TitleDimension reduction in heterogeneous parametric spaces with application to naval engineering shape design problems
Publication TypeJournal Article
Year of Publication2018
AuthorsTezzele, M, Salmoiraghi, F, Mola, A, Rozza, G
JournalAdvanced Modeling and Simulation in Engineering Sciences
Volume5
Pagination25
Date PublishedSep
Abstract

We present the results of the first application in the naval architecture field of a methodology based on active subspaces properties for parameters space reduction. The physical problem considered is the one of the simulation of the hydrodynamic flow past the hull of a ship advancing in calm water. Such problem is extremely relevant at the preliminary stages of the ship design, when several flow simulations are typically carried out by the engineers to assess the dependence of the hull total resistance on the geometrical parameters of the hull, and others related with flows and hull properties.

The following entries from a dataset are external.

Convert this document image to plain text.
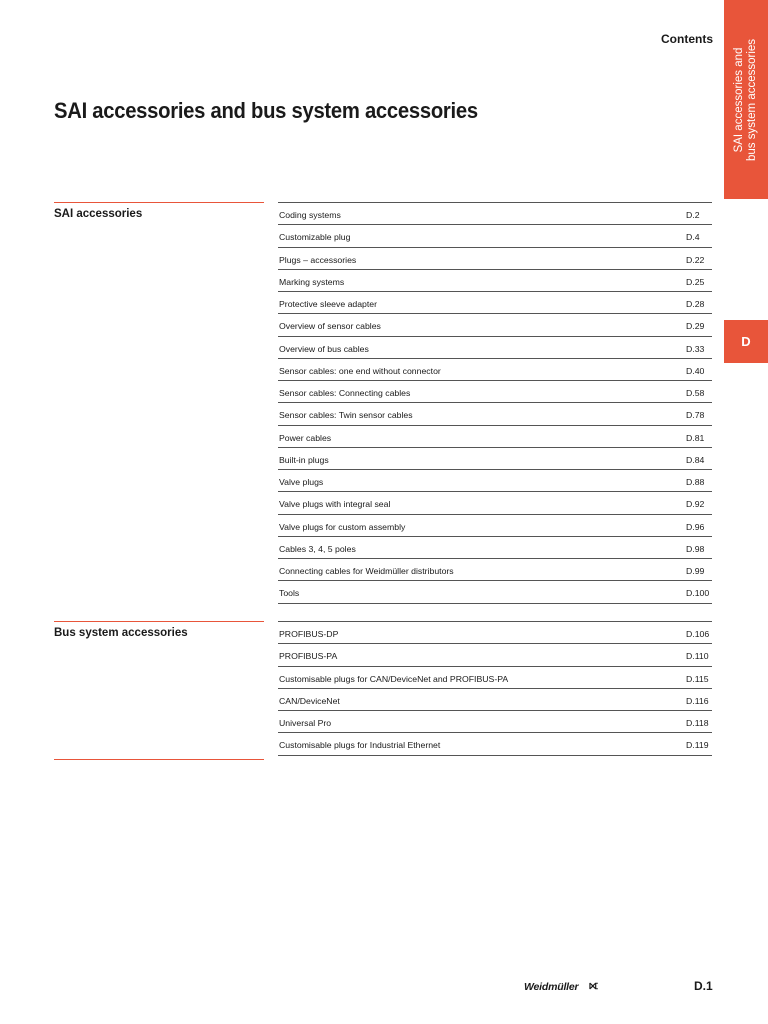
Contents
SAI accessories and
bus system accessories
D
SAI accessories and bus system accessories
SAI accessories	Coding systems	D.2
Customizable plug	D.4
Plugs – accessories	D.22
Marking systems	D.25
Protective sleeve adapter	D.28
Overview of sensor cables	D.29
Overview of bus cables	D.33
Sensor cables: one end without connector	D.40
Sensor cables: Connecting cables	D.58
Sensor cables: Twin sensor cables	D.78
Power cables	D.81
Built-in plugs	D.84
Valve plugs	D.88
Valve plugs with integral seal	D.92
Valve plugs for custom assembly	D.96
Cables 3, 4, 5 poles	D.98
Connecting cables for Weidmüller distributors	D.99
Tools	D.100
Bus system accessories	PROFIBUS-DP	D.106
PROFIBUS-PA	D.110
Customisable plugs for CAN/DeviceNet and PROFIBUS-PA	D.115
CAN/DeviceNet	D.116
Universal Pro	D.118
Customisable plugs for Industrial Ethernet	D.119
Weidmüller ⟖	D.1
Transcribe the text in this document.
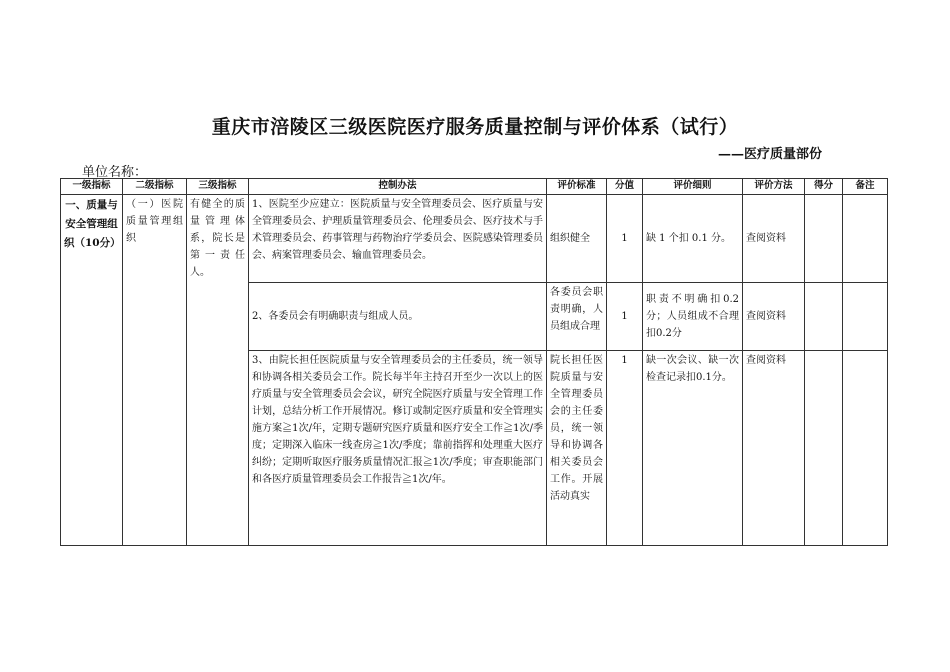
重庆市涪陵区三级医院医疗服务质量控制与评价体系（试行）
——医疗质量部份
单位名称：
一级指标	二级指标	三级指标	控制办法	评价标准	分值	评价细则	评价方法	得分	备注
一、质量与安全管理组织（10分）	（一）医院质量管理组织	有健全的质量管理体系，院长是第一责任人。	1、医院至少应建立：医院质量与安全管理委员会、医疗质量与安全管理委员会、护理质量管理委员会、伦理委员会、医疗技术与手术管理委员会、药事管理与药物治疗学委员会、医院感染管理委员会、病案管理委员会、输血管理委员会。	组织健全	1	缺 1 个扣 0.1 分。	查阅资料		
			2、各委员会有明确职责与组成人员。	各委员会职责明确，人员组成合理	1	职责不明确扣0.2分；人员组成不合理扣0.2分	查阅资料		
			3、由院长担任医院质量与安全管理委员会的主任委员，统一领导和协调各相关委员会工作。院长每半年主持召开至少一次以上的医疗质量与安全管理委员会会议，研究全院医疗质量与安全管理工作计划，总结分析工作开展情况。修订或制定医疗质量和安全管理实施方案≧1次/年，定期专题研究医疗质量和医疗安全工作≧1次/季度；定期深入临床一线查房≧1次/季度；靠前指挥和处理重大医疗纠纷；定期听取医疗服务质量情况汇报≧1次/季度；审查职能部门和各医疗质量管理委员会工作报告≧1次/年。	院长担任医院质量与安全管理委员会的主任委员，统一领导和协调各相关委员会工作。开展活动真实	1	缺一次会议、缺一次检查记录扣0.1分。	查阅资料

Given the high number of geometric and physical parameters which might affect the total ship drag, the main idea of this work is to employ the active subspaces properties to identify possible lower dimensional structures in the parameter space. Thus, a fully automated procedure has been implemented to produce several small shape perturbations of an original hull CAD geometry, in order to exploit the resulting shapes to run high fidelity flow simulations with different structural and physical parameters as well, and then collect data for the active subspaces analysis. The free form deformation procedure used to morph the hull shapes, the high fidelity solver based on potential flow theory with fully nonlinear free surface treatment, and the active subspaces analysis tool employed in this work have all been developed and integrated within SISSA mathLab as open source tools. The contribution will also discuss several details of the implementation of such tools, as well as the results of their application to the selected target engineering problem.